Derzeit ist noch fraglich, ob sich die unvergleichliche betriebsame Atmosphäre mit Unmengen von Gerüchen, Farben und Lärm eines klassischen Hawker Stall in den nächsten Jahren wieder so einstellt – oder ob Abstandhalten und Masketragen alles verändern.

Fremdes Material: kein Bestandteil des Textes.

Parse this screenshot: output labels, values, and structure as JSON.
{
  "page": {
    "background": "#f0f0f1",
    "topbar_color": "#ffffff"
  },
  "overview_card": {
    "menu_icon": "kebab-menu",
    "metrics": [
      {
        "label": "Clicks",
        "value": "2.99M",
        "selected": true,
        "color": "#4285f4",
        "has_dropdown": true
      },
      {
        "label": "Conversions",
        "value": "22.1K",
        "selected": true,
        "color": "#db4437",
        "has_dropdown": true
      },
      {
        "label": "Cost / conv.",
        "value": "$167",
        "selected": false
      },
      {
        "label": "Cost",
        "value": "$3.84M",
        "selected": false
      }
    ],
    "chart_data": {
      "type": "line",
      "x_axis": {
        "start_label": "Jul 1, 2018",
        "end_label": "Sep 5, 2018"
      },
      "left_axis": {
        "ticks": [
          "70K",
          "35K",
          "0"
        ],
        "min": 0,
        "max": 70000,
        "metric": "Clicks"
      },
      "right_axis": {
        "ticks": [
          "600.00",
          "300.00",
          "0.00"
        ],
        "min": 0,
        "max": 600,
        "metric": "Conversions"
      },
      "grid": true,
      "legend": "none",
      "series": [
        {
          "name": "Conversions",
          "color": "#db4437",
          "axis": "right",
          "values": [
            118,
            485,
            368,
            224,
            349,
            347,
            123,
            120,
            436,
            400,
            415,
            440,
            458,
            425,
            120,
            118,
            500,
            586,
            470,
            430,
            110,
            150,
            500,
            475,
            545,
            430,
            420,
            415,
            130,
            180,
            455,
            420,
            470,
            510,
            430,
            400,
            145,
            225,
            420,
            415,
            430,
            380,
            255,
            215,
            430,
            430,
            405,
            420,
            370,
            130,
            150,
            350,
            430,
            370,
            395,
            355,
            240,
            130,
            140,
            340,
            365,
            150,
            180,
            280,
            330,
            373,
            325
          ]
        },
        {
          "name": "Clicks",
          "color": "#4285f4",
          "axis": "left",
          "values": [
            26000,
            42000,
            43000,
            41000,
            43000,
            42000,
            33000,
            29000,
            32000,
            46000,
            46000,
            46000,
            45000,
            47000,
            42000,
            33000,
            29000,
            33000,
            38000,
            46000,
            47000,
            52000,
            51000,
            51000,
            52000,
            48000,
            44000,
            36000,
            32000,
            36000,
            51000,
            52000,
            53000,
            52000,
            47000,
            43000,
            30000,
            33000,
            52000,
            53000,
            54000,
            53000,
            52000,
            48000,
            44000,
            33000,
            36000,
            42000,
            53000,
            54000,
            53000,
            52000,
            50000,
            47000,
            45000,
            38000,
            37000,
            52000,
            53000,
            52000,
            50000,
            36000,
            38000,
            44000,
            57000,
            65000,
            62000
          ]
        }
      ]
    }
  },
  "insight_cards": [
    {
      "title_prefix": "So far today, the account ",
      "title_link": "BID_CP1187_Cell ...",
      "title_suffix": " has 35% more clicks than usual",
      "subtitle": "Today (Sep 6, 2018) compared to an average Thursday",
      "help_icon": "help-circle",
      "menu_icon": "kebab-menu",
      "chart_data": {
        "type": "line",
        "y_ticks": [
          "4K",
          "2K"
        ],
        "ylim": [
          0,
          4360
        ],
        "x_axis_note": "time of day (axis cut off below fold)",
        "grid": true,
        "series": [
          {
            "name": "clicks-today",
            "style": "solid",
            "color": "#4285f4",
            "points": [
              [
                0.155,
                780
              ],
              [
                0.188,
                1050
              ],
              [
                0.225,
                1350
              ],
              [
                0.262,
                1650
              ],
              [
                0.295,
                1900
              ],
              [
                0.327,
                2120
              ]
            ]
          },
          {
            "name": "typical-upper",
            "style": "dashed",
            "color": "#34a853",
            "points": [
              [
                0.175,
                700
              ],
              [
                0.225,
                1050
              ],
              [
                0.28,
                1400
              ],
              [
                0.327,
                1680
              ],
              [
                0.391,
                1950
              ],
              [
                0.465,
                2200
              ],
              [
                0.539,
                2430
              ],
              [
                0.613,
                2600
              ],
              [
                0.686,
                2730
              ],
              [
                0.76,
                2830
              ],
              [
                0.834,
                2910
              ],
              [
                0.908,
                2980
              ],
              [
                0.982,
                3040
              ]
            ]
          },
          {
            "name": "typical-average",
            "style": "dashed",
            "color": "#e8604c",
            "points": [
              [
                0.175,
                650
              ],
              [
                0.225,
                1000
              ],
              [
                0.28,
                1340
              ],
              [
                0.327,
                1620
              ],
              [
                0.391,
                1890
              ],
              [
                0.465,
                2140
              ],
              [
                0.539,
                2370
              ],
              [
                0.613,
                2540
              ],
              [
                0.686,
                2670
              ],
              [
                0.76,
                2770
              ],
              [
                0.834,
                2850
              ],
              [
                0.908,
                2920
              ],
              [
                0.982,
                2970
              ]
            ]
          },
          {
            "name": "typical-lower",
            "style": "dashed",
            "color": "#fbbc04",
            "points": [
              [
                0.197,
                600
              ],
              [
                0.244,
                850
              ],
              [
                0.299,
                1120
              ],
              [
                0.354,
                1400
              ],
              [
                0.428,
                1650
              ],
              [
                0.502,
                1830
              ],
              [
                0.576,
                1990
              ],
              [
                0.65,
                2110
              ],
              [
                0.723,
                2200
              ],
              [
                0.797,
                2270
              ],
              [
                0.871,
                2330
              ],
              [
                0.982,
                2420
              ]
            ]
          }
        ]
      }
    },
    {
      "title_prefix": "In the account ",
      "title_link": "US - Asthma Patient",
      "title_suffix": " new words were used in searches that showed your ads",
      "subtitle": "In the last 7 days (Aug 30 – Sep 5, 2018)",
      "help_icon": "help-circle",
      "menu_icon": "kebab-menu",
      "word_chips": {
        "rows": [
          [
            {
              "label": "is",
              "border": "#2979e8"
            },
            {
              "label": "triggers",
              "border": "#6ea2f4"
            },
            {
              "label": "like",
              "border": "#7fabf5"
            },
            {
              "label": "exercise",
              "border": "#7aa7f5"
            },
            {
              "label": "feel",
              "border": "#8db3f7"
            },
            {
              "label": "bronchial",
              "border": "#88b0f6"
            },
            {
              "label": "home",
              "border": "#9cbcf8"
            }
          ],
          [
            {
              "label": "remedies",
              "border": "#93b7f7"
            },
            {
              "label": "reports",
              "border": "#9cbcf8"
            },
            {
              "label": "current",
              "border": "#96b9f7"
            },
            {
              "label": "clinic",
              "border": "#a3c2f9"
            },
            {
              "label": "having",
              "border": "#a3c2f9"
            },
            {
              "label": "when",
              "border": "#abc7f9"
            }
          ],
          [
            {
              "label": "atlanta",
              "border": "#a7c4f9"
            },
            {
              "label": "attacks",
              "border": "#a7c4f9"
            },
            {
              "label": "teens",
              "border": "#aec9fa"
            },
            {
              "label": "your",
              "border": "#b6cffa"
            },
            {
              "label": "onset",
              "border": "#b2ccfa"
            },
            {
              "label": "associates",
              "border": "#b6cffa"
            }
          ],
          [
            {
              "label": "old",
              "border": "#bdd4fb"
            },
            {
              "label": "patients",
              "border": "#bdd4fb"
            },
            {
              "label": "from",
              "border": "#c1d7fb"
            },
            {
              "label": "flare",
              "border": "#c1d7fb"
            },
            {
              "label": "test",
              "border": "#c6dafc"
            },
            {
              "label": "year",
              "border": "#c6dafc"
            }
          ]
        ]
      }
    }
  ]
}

Chinatown Complex Food Centre
Das alte Marktgebäude am Rande von Chinatown beherbergt im Erdgeschoß ­einen Wet Market und jede Menge Kitsch-Stände. Die rund 260 Essstände sind im Obergeschoß untergebracht. Im unübersichtlichen Labyrinth aus Gängen und ­Verbindungsräumen findet man auch Liao Fan (auch als Hawker Chan bekannt). Der Stand wurde als erster Hawker überhaupt mit einem Michelin-Stern für sein Soya Sauce Chicken ausgezeichnet. Ab drei Singapur-Dollar für eine Portion ist man dabei. Bis zu einer Stunde Wartezeit muss man auch bei Lian He Ben Ji Claypot rechnen. Dafür bekommt man großartige im Tontopf gegarte Reisgerichte. Perfekte Nudelgerichte und Dim Sum gibt es bei Zhong Guo La Mian Xiao Long Bao.
335 Smith Street

Newton Food Centre
In diesem kitschig-bunten wie chaotischen Hawker-Center landet man als ­Tourist allein schon wegen der zentralen Lage fast unweigerlich. Die Preise sind ­einen Tick höher als anderswo, und auch die Anzahl der für ein Lokal werbenden Schlepper ist hier deutlich höher. Wer im Flieger nach Singapur vielleicht den Film Crazy Rich Asians gesehen hat, hat dann hier ein Aha-Erlebnis.
500 Clemenceau Avenue North

Old Airport Road Food Centre
Das zweistöckige Gebäude auf dem ­Gelände des früheren Flughafens ist das älteste und größte Hawker-Center. Bei den Einheimischen sehr beliebt wegen niedriger Preise und enormer Angebotsvielfalt. Wer beispielsweise Froschschenkel mit Congee sucht, ist hier absolut richtig. Wo die Warteschlangen am längsten sind, gibt es das beste Essen.
51 Old Airport Road

Maxwell Food Centre
Viele kommen wegen dem Hainan Chicken Rice von Ah Tai oder Tian Tian hierher. Das Huhn wird pochiert, bis es gerade gar ist, dann in ein Eisbad gelegt, um den Saft des Huhns einzuschließen, während der Reis in Hühnersuppe mit Hühnerfett und Pandanblatt gekocht wird. Wo der Chicken Rice, eines der Nationalgerichte Singapurs, besser ist, kann man im direkten Vergleich entscheiden. Hawker Wong Liang Tai hat über 20 Jahre lang als Koch im berühmten Tian Tian Chicken Rice (nur ein paar Stände weiter) gearbeitet, ehe er sein Ah Tai ­eröffnete.
1 Kadayanallur Street

Yishun Park Hawker Centre
Ein modernes Hawker-Center. Entbehrt zwar jeder Wildromantik, offeriert dafür jede Menge toller Essstände. Ganz oben auf der Beliebtheitsskala ist Ah Tah Wings mit den wohl besten Har Cheong Gai in Singapur – megaknusprigen Hühnerflügeln mit einem Teig aus fermentierter Shrimps­paste.
51 Yishun Avenue 11

Changi Village Hawker Centre
Ziemlich weit vom Stadtzentrum entfernt, schon am Weg Richtung Flughafen, gibt es hier neben dem üblichen Angebot die besten Stände für Nasi Lemak (Kokosnussreis mit Gurken, Eiern, Erdnüssen und frittiertem Fisch oder Huhn).
2 Changi Village Road

East Coast Lagoon Food Village
Das im East Coast Park gelegene Hawker-Center liegt direkt am Strand und ist allein schon deswegen ungemein beliebt. Besondere Anspieltipps sind hier die Satay-Spieße von den Open-Air-Grillstationen.